Muchas gracias! Ya no me lo corrige


Un saludo


----------



## wonderment

Virulina said:


> Evolution of the pH value in the stream  No me suena bien en inglés.
> 
> Progression of the pH value in the stream  Hm...Es posible. (?) Quizá quieres decir “change in the pH level of the stream (over time)”?



Hola: No entiendo exactamente lo que quieres decir con “evolución temporal" sin más contexto. Lo siento. Un saludo.


----------



## Virulina

¡Hola!

A lo que me refiero es a la evolución en el tiempo (en este caso a lo largo de los años) del valor de pH en un arroyo.

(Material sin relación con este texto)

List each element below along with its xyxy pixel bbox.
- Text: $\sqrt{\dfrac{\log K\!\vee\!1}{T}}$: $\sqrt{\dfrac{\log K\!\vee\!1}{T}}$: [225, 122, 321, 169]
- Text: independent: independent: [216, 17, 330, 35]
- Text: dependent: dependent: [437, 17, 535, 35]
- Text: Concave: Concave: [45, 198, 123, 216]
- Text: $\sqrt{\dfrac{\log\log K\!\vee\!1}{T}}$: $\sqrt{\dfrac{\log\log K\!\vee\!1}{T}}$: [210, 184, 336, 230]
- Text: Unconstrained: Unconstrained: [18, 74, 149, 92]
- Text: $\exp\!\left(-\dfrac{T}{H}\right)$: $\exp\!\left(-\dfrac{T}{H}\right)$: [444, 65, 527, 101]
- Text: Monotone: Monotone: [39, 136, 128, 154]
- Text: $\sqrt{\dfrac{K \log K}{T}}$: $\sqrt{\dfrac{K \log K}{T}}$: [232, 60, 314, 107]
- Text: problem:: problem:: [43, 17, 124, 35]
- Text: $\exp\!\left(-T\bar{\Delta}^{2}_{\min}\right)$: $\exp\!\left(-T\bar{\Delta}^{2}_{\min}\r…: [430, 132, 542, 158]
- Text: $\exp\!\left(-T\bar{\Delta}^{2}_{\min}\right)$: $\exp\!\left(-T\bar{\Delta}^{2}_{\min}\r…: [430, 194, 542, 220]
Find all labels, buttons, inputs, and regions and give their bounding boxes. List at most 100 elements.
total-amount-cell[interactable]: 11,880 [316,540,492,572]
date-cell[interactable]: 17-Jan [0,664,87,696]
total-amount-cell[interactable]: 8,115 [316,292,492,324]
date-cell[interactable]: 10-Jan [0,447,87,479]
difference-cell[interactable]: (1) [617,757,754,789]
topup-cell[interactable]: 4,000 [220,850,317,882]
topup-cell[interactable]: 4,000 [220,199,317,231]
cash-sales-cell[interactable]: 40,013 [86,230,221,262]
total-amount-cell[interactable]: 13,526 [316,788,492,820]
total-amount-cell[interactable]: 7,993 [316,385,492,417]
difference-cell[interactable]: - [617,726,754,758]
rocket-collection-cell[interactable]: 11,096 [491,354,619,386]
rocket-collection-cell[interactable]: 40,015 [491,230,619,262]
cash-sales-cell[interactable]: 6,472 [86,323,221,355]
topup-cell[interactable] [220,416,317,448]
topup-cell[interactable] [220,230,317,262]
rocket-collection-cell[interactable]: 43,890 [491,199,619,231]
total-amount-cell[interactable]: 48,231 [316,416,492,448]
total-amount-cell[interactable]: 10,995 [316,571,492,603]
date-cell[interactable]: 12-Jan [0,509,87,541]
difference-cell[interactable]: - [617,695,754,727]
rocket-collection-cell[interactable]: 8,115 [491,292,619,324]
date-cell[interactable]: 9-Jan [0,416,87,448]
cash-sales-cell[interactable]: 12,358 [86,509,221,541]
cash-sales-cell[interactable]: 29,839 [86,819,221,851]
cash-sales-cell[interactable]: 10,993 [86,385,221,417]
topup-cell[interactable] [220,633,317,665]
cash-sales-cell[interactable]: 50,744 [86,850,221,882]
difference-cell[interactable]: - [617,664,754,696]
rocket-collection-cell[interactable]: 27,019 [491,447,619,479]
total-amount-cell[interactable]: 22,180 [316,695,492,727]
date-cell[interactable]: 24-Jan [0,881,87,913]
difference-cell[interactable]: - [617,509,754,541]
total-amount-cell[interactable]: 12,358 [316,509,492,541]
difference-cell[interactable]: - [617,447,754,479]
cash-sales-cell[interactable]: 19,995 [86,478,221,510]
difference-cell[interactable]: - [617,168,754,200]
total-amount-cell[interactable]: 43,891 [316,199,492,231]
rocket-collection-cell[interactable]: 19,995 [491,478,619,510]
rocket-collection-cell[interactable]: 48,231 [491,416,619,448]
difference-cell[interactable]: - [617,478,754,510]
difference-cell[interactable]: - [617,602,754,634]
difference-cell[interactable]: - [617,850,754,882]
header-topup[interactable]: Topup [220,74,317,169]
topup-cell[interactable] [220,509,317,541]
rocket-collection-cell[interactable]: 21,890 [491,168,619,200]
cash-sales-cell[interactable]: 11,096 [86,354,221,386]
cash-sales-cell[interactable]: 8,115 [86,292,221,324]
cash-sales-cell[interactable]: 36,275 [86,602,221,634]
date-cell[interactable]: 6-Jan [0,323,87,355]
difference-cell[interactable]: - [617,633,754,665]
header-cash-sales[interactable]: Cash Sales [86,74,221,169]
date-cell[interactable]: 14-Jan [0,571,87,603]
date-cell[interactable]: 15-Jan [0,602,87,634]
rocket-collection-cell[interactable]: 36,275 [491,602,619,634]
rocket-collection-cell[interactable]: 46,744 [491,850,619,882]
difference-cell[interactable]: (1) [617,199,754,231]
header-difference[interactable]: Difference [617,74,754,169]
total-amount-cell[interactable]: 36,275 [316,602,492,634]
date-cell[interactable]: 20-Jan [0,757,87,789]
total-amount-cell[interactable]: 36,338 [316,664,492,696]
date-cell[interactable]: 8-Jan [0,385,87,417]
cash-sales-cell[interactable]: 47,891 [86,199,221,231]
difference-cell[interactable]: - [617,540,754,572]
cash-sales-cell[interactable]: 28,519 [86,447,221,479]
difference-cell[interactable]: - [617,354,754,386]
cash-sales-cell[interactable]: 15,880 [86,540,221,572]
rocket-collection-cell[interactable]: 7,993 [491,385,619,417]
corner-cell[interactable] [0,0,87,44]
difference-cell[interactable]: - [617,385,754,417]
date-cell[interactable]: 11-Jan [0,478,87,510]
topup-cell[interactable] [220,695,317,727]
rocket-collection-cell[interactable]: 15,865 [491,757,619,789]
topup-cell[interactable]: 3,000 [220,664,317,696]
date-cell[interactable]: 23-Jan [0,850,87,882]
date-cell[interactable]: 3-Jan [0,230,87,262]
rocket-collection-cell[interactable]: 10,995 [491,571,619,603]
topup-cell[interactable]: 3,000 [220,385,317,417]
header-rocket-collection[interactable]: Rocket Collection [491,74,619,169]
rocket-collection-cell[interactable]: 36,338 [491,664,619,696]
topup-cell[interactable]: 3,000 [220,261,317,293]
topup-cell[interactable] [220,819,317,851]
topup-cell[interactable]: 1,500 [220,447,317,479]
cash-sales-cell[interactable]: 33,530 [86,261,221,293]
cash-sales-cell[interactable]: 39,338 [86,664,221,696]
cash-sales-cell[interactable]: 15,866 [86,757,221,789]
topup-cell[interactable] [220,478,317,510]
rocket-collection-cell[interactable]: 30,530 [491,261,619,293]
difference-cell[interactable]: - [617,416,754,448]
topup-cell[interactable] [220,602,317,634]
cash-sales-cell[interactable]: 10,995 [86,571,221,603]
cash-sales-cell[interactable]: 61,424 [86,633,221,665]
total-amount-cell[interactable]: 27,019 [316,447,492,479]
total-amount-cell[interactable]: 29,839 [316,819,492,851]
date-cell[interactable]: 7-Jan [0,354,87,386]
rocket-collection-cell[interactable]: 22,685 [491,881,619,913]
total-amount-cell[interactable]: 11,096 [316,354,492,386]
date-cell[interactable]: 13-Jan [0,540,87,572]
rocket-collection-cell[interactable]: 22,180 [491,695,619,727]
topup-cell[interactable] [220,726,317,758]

De momento lo he dejado como "pH value evolution in the stream", como me propuso Probo.

¿Alguna sugerencia?

Muchas gracias


----------



## Outsider

_Evolución temporal_ quiere decir _evolution/change with time_.


----------



## rugoster

temporary evolution of pH in ....


----------



## SergioPOE

For future reference, this should be something like "the changing pH value of the stream over time". If you need something more formal, you could say "the variance over time of the ph level in the stream".


----------



## Virulina

¡Muchas gracias!

Es perfecto


----------



## 0scar

Yo diría _variation_, _variance _quizás sea correcto pero suena muy matemático.


----------



## Raelsb77

La manera más científicamente correcta de traducir "evolución temporal del pH" sería _'pH monitoring'_


----------



## elineo

temporal increase of pH...evolucion me parece un poco grave


----------



## Raelsb77

Hi, elineo. _'Increase'_ would imply a rise in pH, while we are looking at random changes in time (pH value may go up or down). That's why I think _'pH monitoring'_ (observation over a period of time) would be more appropriate


----------



## elineo

En este caso creo que evolución tiene el sentido de _aumento_ "increase" que es uno de los sentidos de la palabra _evolutión_


----------



## Raelsb77

elineo said:


> En este caso creo que evolución tiene el sentido de _aumento_ "increase" que es uno de los sentidos de la palabra _evolutión_



No, en realidad cuando se habla de monitorizar el valor de un parámetro químico, "evolución" tiene el sentido de "variación", que puede ser en sentido ascendente y/o descendente. Es decir, se mide o monitoriza dicho parámetro y se recogen los valores que va tomando con el tiempo. Es decir, estos valores pueden ir aumentando, después disminuyendo, subir de nuevo, etc.
Te lo dice un doctor en química analítica 

Un saludo.


----------